La piraterie : échapper aux lois et aux normes du commerce maritime
Cela a toujours le but de la piraterie : échapper aux lois du commerce. En un sens, peut-être pourrions-nous considérer la piraterie « classique » comme l’ancêtre du libéralisme contemporain. Les pirates ont, en quelque sorte, tenté de vider la mer des règlements et des lois qui font d’elle un espace social, un espace politique, comme tous les espaces dans lesquels nous vivons. Mais, dans le même temps, il y a, toujours, quelque part, une figure comme celle de Robin des bois. C’est pourquoi nous avons toujours eu une sorte d’attirance pour la figure des pirates, manière comme une autre d’exprimer notre critique des lois dans lesquelles nous vivons. Nous avons une relation ambiguë avec la figure de l’insécurité. Si, d’une part, nous cherchons à vivre dans la sécurité et si nous nous défions de la rigidité, du carcan moral et politique de la sécurité, ce sont toujours les politiques conservatrices voire réactionnaires qui se sont emparées de la figure de la sécurité, et, en ce sens, la piraterie exprime aussi une critique des systèmes économiques et législatifs qui sont les nôtres. C’est pourquoi la figure de la piraterie présente cette ambiguïté.
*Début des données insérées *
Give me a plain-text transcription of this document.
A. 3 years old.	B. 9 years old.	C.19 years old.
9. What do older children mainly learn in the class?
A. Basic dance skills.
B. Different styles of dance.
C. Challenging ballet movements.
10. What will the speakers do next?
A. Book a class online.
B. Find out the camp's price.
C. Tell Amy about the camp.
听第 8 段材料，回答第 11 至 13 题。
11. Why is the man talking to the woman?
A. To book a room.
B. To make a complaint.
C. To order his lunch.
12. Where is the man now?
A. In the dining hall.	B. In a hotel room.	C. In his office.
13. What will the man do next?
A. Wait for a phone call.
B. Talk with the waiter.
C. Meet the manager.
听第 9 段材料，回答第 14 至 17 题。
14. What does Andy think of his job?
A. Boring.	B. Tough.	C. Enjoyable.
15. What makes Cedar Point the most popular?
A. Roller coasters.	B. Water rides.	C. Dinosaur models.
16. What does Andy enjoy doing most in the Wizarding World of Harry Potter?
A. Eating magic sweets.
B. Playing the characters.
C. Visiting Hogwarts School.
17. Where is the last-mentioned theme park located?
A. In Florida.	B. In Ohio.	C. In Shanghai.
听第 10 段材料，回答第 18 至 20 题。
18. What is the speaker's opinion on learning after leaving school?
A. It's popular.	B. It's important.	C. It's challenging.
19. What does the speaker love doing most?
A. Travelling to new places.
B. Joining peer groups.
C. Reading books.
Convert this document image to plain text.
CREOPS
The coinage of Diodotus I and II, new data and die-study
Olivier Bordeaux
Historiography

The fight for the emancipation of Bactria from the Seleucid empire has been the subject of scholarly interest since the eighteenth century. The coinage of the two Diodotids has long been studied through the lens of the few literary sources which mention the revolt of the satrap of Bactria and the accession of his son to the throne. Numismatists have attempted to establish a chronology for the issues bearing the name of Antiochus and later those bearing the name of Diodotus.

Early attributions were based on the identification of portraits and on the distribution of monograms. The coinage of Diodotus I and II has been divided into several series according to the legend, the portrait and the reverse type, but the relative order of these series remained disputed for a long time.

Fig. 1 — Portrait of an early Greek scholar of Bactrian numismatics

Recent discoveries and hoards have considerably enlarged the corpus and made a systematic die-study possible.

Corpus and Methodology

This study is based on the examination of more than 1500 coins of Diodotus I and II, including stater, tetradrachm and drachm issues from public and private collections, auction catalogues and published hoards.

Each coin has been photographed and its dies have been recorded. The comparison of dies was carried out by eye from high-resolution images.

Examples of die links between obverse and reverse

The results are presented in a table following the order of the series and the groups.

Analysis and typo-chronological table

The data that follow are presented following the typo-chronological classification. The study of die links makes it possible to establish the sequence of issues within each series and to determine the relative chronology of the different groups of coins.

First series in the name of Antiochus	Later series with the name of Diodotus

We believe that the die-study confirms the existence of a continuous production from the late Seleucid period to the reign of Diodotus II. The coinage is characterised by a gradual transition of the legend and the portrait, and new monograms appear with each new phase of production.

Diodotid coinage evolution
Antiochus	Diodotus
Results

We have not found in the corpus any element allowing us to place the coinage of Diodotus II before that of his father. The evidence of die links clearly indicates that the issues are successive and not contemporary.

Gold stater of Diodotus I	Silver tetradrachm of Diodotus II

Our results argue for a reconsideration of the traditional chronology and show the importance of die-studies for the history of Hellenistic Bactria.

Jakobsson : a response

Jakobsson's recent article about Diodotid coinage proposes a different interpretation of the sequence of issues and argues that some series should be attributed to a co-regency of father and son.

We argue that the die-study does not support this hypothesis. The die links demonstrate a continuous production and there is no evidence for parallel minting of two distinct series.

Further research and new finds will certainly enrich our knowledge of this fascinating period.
Le laissez-aller et la complaisance des politiques publiques
La piraterie contemporaine est le signe de la grande faiblesse du libéralisme contemporain, un ensemble de pratiques économiques qui ne sont pas un système économique, qui n’est fait que d’habitudes, d’usages, de pratiques sans norme, de rapports de forces. Mais, pour qu’il puisse se manifester, encore faut-il que les puissances publiques ne jouent pas leur rôle, ou soient incapables de le jouer. C’est la complaisance des politiques publiques et leur faiblesse qui permettent aux pirates d’agir. C’est cela qui permet, d’ailleurs, de comprendre, que nous sommes surtout séduits par des figures lointaines de la piraterie, par des figures éloignées dans le temps et aussi dans l’espace. C’est que le libéralisme nous a appris ce qu’impliquait une trop vive insécurité économique. Le libéralisme est, certes, issu de la figure de la liberté, celle du commerce, de l’économie et de la finance, mais, justement, nous payons cher cette liberté-là, qui n’est pas faite pour les populations, mais qui a été imaginée pour les riches et pour les puissants, afin qu’ils puissent étendre leur pouvoir et leur hégémonie le plus possible. Cela peut expliquer ce laissez-aller des politiques publiques à l’égard des « nouveaux pirates ». Au fond, la piraterie ne fait que pérenniser, en la renforçant, la logique politique du libéralisme auquel sont soumises, aujourd’hui, les politiques publiques pour une grande part d’elles. La complaisance des pouvoirs politiques tant à l’égard des pavillons du même nom qu’à l’égard des pirates économiques d’une manière générale tient à ce qu’ils contribuent à entretenir la force du libéralisme et du capitalisme. L’avantage d’un pavillon de complaisance, c’est qu’il fait échapper le navire qui le porte aux règles du pays dont il est issu. Cela permet de comprendre qu’une fois de plus, le libéralisme n’ait pas de pays et, par conséquent, n’ait pas d’identité. Mais ce que le libéralisme ignore ou feint d’ignorer, c’est que, de cette manière, les navires qui sillonnent les mers de leur pétrole et de leurs conteneurs n’ont pas de pays et ne profitent ainsi à personne. C’est une contradiction de plus qui risque de ruiner le libéralisme.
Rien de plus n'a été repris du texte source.